What You Can Expect from Trust Deed Investments
Before you decide to go ahead with this type of investment, you should really understand what a trust deed loan will look like. When a private investor decides to give you funding, you should know that you will likely pay interest rates of at least 9%. This rate is higher than the normal bank-funded mortgage rate. These loan terms are usually much shorter as well, lasting anywhere from 3 months to 3 years. Next, expect to borrow between 60 and 65% of the loan-to-value (LTV) ratio, amounts usually between $50,000 and $2,000,000, based on the property you are considering and its current value. These loans are prepared by underwriters and you can expect them to come with a lot of the same legal obligations a normal mortgage would.
Filling out Your Investment Application
You’ll need to fill out an investment application for consideration just like you would with any other mortgage-type loan. Despite the fact that trust deed investments do not have the same exact expectations as a traditional bank loan, you still need to give several pieces of basic information. This includes your contact information, investment objectives and investment background among other things. You’ll also need to give specifics on properties you are considering including the types and sizes and how much money you are expecting to obtain from this of financing. When your request is approved, you lender will ask you to give additional information about the details of the specific property or properties you are interested in.

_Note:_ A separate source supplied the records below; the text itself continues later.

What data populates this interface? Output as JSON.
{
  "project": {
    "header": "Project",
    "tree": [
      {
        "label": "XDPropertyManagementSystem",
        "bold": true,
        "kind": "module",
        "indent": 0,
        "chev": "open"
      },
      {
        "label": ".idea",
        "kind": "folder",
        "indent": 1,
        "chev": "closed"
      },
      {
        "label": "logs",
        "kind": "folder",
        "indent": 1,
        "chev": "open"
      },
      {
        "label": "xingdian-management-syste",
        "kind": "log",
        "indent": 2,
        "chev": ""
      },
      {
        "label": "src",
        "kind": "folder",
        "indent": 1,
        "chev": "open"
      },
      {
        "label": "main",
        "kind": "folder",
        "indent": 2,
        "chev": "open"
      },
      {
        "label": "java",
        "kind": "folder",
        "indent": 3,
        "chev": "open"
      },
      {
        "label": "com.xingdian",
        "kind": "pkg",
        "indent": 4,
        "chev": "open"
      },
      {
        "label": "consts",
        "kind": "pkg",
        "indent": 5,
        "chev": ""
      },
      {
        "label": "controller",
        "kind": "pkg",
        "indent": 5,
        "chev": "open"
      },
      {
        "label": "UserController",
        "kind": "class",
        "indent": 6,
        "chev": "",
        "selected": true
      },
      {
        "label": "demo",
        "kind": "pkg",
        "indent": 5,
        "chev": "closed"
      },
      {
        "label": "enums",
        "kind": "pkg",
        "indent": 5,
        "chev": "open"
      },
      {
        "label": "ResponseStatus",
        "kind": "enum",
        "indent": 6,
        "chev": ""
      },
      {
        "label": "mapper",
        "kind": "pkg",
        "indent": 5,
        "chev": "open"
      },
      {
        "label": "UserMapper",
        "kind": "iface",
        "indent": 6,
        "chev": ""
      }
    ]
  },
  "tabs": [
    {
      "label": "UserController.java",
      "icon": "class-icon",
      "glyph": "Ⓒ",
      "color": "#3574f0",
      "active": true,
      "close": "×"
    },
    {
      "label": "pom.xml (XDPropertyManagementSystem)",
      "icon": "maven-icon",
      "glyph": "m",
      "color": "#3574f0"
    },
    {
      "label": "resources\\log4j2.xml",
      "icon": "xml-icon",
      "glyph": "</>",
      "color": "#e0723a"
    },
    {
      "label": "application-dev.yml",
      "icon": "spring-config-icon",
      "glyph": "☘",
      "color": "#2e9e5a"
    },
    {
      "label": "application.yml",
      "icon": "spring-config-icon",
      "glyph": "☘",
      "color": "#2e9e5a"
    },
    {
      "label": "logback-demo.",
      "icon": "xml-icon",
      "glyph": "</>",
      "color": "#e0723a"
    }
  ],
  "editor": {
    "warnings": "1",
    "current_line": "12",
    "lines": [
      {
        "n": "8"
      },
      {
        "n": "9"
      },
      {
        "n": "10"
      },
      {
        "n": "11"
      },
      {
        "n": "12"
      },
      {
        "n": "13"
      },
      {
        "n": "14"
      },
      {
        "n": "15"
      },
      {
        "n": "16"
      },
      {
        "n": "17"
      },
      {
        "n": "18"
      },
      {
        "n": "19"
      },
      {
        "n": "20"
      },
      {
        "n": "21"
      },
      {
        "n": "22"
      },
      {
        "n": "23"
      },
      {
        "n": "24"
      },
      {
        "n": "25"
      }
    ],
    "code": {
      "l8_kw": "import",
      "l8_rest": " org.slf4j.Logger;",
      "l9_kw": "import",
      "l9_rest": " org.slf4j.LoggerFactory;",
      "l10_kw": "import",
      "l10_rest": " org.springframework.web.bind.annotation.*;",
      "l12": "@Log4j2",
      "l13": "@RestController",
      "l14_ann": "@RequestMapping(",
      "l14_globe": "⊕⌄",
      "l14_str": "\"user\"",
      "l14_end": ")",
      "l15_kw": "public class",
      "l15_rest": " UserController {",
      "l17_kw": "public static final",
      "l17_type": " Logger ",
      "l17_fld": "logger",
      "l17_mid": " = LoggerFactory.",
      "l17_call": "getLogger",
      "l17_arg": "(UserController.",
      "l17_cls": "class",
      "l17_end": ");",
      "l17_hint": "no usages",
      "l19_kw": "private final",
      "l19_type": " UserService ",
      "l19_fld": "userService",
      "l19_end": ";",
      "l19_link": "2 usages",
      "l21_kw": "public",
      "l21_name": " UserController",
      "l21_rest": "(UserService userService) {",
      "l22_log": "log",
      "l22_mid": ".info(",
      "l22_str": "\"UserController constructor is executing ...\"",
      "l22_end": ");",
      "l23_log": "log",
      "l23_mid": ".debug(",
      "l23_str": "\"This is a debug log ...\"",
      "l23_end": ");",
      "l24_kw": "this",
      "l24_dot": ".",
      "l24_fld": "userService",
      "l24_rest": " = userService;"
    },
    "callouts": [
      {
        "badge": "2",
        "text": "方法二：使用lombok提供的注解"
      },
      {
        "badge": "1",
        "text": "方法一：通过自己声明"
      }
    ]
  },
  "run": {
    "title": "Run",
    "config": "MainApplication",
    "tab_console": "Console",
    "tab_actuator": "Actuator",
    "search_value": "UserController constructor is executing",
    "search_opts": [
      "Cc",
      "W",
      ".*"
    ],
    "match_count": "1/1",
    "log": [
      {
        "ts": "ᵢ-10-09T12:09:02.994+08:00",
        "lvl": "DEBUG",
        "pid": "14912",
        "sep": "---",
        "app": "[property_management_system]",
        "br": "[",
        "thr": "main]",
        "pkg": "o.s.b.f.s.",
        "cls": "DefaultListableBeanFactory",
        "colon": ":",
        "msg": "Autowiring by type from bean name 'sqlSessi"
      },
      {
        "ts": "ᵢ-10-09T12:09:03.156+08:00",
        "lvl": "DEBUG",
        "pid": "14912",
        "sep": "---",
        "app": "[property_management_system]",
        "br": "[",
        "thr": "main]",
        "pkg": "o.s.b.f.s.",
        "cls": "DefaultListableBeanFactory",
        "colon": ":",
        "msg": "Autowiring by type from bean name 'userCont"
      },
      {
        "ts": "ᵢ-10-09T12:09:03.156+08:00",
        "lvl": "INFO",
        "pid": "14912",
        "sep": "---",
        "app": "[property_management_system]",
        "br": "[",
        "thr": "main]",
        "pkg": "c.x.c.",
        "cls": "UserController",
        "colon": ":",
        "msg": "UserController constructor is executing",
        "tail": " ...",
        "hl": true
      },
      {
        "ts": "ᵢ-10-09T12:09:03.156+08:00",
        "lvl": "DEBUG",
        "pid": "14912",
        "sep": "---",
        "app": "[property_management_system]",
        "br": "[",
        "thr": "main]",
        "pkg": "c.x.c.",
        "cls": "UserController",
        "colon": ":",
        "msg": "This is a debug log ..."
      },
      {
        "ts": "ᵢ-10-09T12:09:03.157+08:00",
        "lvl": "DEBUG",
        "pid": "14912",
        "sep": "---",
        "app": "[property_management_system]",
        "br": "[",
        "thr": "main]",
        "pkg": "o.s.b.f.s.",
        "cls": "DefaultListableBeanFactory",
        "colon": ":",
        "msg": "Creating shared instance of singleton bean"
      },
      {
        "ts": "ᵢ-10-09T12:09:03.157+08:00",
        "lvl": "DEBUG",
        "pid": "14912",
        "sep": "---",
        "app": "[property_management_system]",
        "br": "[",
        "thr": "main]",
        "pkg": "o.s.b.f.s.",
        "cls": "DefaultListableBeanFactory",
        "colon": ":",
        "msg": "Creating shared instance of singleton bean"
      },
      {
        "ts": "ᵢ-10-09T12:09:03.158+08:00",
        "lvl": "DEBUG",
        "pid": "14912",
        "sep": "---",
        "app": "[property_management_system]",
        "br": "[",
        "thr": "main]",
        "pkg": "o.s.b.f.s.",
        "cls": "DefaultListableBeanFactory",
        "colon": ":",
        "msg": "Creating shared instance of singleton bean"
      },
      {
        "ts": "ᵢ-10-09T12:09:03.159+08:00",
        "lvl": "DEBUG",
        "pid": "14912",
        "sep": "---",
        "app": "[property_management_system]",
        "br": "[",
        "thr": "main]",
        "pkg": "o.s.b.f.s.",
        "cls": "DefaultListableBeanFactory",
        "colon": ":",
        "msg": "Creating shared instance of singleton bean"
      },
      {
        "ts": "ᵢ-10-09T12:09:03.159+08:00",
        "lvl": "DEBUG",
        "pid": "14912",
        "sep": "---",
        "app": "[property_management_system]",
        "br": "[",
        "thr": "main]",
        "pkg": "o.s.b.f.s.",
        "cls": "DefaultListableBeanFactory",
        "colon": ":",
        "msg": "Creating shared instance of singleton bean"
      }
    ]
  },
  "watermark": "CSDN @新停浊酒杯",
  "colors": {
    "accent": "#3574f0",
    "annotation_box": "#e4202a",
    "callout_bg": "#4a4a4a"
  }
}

As you can tell, trust deed investing is different than other types of lending. It is up to an individual private lender to decide to lend out the money or deny the application. Therefore, they could deny the funding due to other factors besides whether or not they think the developer will be able to repay them. The lender could look think that the property in question isn’t worth the risk of investing. On the other side of the coin, however, individuals wanting to renovate property to sell for a higher cost have a better chance of getting this funding to complete the project. This saves the headaches involved with qualifying for a bank loan.